Autore di opere monumentali come il Grande dizionario italiano dell’uso e la Storia linguistica dell’Italia unita, De Mauro ha lasciato un segno indelebile nel panorama culturale del Paese. La sua eredità intellettuale continua a ispirare riflessioni profonde sul ruolo del linguaggio nella formazione degli individui e nella vita civile.

Le parole a “schiovere”: un’eredità da custodire

De Mauro, in un’intervista rilasciata a Internazionale nel 2014, metteva in guardia contro l’uso superficiale delle parole, un fenomeno che definiva, con un’espressione napoletana, “a schiovere”. “Usano le parole un po’ a vuoto, ecco, come viene viene, per fare impressione“, affermava il linguista, sottolineando la tendenza a privilegiare l’apparenza rispetto alla sostanza. Secondo De Mauro, la scuola ha il compito di fornire gli strumenti per un uso consapevole del linguaggio, favorendo una maggiore chiarezza e precisione nella comunicazione.

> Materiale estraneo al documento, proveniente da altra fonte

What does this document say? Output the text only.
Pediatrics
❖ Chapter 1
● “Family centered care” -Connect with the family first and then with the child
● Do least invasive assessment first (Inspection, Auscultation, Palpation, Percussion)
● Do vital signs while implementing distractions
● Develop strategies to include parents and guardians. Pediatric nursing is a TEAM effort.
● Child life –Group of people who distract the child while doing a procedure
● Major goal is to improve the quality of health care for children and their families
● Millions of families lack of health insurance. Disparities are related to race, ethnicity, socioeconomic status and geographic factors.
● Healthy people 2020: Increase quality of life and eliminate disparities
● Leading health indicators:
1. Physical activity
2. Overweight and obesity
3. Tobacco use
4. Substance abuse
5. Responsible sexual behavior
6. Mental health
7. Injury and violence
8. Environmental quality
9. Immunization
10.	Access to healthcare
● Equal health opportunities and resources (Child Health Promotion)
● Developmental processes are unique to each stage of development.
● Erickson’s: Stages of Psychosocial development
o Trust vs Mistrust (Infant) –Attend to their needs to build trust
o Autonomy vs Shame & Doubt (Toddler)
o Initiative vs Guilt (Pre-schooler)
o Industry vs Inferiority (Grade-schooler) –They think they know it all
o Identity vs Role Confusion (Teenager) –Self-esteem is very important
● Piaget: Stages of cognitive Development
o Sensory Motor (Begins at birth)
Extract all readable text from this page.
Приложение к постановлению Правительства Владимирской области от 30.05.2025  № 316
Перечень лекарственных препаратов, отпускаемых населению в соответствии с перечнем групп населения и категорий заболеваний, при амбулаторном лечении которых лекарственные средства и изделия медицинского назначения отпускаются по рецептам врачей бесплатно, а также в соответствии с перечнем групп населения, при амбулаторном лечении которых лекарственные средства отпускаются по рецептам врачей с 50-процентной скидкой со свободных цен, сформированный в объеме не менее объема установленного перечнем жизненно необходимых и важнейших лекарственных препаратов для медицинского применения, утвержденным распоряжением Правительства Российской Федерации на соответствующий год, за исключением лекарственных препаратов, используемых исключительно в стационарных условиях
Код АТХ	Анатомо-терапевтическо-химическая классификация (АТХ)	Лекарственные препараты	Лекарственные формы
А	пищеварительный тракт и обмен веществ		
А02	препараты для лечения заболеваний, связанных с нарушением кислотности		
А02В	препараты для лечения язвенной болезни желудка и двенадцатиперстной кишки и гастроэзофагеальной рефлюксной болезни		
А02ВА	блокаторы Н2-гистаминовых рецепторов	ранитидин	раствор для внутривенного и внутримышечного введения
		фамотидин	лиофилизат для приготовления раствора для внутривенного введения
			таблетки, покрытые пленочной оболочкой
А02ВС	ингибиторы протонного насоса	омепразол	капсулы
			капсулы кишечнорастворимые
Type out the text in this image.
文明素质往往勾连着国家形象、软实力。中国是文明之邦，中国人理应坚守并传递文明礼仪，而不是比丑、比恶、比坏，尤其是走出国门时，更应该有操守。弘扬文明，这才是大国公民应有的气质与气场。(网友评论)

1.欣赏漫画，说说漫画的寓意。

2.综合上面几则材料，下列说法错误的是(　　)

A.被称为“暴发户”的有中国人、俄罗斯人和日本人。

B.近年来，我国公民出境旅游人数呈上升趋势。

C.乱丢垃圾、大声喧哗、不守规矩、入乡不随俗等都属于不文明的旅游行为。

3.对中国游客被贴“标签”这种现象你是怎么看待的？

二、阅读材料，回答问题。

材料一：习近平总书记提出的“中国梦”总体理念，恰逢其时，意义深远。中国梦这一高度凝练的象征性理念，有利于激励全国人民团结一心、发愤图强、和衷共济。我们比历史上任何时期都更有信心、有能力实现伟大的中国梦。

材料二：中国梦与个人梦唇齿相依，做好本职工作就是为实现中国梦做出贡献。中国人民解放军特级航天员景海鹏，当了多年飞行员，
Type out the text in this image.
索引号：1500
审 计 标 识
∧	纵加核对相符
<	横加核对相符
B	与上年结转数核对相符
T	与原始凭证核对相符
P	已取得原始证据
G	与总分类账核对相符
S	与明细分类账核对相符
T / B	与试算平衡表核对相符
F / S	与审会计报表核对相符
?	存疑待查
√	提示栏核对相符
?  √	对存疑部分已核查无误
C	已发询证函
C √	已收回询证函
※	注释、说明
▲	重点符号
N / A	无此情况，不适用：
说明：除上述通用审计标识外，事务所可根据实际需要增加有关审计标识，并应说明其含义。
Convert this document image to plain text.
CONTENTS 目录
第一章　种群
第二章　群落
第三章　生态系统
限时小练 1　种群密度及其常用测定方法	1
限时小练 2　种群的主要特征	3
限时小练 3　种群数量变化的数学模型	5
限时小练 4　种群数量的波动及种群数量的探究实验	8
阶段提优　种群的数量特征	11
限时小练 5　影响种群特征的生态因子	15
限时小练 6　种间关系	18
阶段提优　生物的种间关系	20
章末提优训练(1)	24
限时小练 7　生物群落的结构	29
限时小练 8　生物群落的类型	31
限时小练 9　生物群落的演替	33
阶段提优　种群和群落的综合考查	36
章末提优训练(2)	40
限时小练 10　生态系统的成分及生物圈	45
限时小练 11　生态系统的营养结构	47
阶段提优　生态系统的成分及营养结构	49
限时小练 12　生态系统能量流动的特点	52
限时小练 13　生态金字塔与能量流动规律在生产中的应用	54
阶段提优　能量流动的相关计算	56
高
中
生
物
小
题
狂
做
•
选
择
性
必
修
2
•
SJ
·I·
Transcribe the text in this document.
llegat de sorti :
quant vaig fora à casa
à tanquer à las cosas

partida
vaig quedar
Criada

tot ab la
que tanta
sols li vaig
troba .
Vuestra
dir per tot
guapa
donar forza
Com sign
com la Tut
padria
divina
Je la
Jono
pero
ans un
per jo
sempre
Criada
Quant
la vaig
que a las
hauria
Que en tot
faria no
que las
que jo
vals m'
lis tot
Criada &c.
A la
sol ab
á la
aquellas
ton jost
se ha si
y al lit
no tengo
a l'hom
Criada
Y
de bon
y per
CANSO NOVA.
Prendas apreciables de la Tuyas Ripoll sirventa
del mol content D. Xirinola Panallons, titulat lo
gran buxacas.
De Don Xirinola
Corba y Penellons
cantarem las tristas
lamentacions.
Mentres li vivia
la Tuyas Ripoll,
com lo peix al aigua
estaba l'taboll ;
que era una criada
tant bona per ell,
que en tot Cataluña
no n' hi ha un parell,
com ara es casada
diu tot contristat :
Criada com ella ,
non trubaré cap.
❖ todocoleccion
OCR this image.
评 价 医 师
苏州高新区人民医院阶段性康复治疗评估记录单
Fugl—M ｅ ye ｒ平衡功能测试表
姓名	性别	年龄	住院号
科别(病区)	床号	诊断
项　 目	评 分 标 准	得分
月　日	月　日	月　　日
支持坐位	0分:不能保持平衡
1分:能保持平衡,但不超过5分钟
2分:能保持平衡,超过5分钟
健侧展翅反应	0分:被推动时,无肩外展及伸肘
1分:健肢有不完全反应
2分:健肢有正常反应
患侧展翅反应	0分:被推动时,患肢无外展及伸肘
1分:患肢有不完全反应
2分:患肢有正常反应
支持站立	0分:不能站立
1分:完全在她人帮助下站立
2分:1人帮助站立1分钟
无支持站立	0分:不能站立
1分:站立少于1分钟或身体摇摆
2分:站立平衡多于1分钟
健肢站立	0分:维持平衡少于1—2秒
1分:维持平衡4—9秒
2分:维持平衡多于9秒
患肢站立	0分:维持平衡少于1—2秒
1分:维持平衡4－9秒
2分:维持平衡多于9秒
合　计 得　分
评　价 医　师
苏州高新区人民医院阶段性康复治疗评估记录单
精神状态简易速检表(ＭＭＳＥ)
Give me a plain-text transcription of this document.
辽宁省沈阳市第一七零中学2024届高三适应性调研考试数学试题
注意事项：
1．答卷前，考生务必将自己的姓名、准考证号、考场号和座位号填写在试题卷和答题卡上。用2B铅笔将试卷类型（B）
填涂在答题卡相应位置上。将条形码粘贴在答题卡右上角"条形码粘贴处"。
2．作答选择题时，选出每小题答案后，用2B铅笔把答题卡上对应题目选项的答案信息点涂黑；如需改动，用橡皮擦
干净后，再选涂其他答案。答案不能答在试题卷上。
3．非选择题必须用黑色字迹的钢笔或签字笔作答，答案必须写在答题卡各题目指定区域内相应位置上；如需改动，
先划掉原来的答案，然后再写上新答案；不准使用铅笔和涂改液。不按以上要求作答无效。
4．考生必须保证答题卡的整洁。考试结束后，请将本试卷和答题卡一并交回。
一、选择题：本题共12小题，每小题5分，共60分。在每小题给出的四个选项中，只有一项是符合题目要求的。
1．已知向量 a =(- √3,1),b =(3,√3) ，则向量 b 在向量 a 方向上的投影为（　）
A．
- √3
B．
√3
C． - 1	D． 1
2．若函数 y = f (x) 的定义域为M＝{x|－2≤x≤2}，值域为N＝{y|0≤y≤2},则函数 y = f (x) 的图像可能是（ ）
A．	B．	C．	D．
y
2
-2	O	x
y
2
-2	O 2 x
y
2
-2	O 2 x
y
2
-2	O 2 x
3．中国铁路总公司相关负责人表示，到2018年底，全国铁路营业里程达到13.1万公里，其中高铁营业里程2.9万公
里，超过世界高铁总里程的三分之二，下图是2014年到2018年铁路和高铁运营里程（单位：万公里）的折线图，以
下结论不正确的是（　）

Istruzione e cultura: pilastri di una società migliore

De Mauro sosteneva l’importanza di un alto livello di istruzione e cultura come base per una società più consapevole e responsabile. “Un alto livello di possesso della cultura intellettuale è una condizione necessaria, ma non sufficiente”, precisava, ricordando come anche nazioni con una forte tradizione culturale siano state protagoniste di eventi drammatici. La scuola, dunque, deve promuovere non solo la conoscenza, ma anche la volontà e la capacità pratica degli individui, contribuendo alla costruzione di una vita civile più solida e virtuosa.